If Codex-native sub-agent is unavailable or a Codex call fails, use tools/codex_review_handoff.py and /import-codex-review; update orbit-research/ORBIT_STATE.json with producer context, pause_reason: "codex_review_needed", and the import command. Keep the literal state marker pause_reason: "codex_review_needed" visible for tooling. After import, ORBIT_STATE.json should show pause_reason: "codex_review_imported" and a resume command for /result-to-claim; this still does not equal human approval.
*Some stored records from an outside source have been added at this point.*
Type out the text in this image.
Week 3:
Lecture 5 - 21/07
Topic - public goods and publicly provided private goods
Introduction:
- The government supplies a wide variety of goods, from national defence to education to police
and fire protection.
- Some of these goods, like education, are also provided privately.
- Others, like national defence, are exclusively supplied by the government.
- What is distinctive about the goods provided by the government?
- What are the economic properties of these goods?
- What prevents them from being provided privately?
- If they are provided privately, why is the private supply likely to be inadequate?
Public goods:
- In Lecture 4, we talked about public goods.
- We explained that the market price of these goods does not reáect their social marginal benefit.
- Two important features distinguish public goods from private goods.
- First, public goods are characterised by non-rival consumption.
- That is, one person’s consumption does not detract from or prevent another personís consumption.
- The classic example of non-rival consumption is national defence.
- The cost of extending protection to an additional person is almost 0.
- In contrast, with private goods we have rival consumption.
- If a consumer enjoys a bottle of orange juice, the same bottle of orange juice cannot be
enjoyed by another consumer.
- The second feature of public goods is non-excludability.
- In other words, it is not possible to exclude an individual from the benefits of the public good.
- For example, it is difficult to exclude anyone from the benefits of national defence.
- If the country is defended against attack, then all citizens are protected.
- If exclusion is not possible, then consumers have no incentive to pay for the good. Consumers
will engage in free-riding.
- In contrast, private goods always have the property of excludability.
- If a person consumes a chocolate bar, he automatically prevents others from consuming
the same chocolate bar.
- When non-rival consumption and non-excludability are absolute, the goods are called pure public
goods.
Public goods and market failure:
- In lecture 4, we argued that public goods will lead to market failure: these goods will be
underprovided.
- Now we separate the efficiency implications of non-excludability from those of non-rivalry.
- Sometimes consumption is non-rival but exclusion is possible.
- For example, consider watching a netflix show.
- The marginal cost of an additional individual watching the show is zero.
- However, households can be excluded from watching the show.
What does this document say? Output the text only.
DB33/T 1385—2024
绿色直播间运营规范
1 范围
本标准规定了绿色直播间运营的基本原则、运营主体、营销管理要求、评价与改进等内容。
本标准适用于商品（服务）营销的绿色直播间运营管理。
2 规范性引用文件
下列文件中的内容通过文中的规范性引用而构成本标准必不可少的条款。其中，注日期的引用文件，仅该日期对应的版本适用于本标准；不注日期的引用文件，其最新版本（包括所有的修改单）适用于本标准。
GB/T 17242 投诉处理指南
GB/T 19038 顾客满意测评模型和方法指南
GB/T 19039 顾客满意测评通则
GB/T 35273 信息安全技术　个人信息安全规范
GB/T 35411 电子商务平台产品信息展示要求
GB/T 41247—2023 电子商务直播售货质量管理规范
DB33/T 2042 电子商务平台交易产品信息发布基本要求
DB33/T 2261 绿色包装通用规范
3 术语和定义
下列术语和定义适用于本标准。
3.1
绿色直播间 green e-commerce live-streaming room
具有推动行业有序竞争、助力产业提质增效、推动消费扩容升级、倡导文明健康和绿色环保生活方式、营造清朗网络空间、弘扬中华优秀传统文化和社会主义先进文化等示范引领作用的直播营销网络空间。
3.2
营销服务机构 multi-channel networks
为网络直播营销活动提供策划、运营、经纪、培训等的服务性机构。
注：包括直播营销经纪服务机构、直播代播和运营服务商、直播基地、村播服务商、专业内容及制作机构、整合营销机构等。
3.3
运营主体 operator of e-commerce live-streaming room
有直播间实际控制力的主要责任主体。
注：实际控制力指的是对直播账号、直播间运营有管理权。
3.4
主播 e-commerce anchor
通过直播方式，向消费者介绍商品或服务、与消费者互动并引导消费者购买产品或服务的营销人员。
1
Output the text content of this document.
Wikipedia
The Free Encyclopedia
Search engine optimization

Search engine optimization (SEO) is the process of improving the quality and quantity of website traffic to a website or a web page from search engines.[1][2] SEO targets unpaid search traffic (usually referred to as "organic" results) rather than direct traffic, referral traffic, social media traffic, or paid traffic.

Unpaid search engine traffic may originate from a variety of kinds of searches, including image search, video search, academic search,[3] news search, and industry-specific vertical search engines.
A draft claims/claim_ledger.json is allowed only when it is explicitly non-gating: status: "draft", codex_review: "pending", gating: false.
Do not let a non-gating or degraded draft ledger satisfy paper gates. Downstream /paper-from-claims and /submission-package still require Codex-reviewed claims, STOP C red-team READY_FOR_PAPER, and human PROCEED.
Always record the verdict and reasoning in findings.md, regardless of outcome.
Downstream paper writing must read claims/claim_ledger.json when it exists; Markdown claim files are views or compatibility artifacts.

Review Tracing

After each spawn_agent or send_input reviewer call, save the trace following ../shared-references/review-tracing.md. Resolve save_trace.sh via that shared resolver, or write files directly to .aris/traces/<skill>/<date>_run<NN>/. Respect the --- trace: parameter (default: full).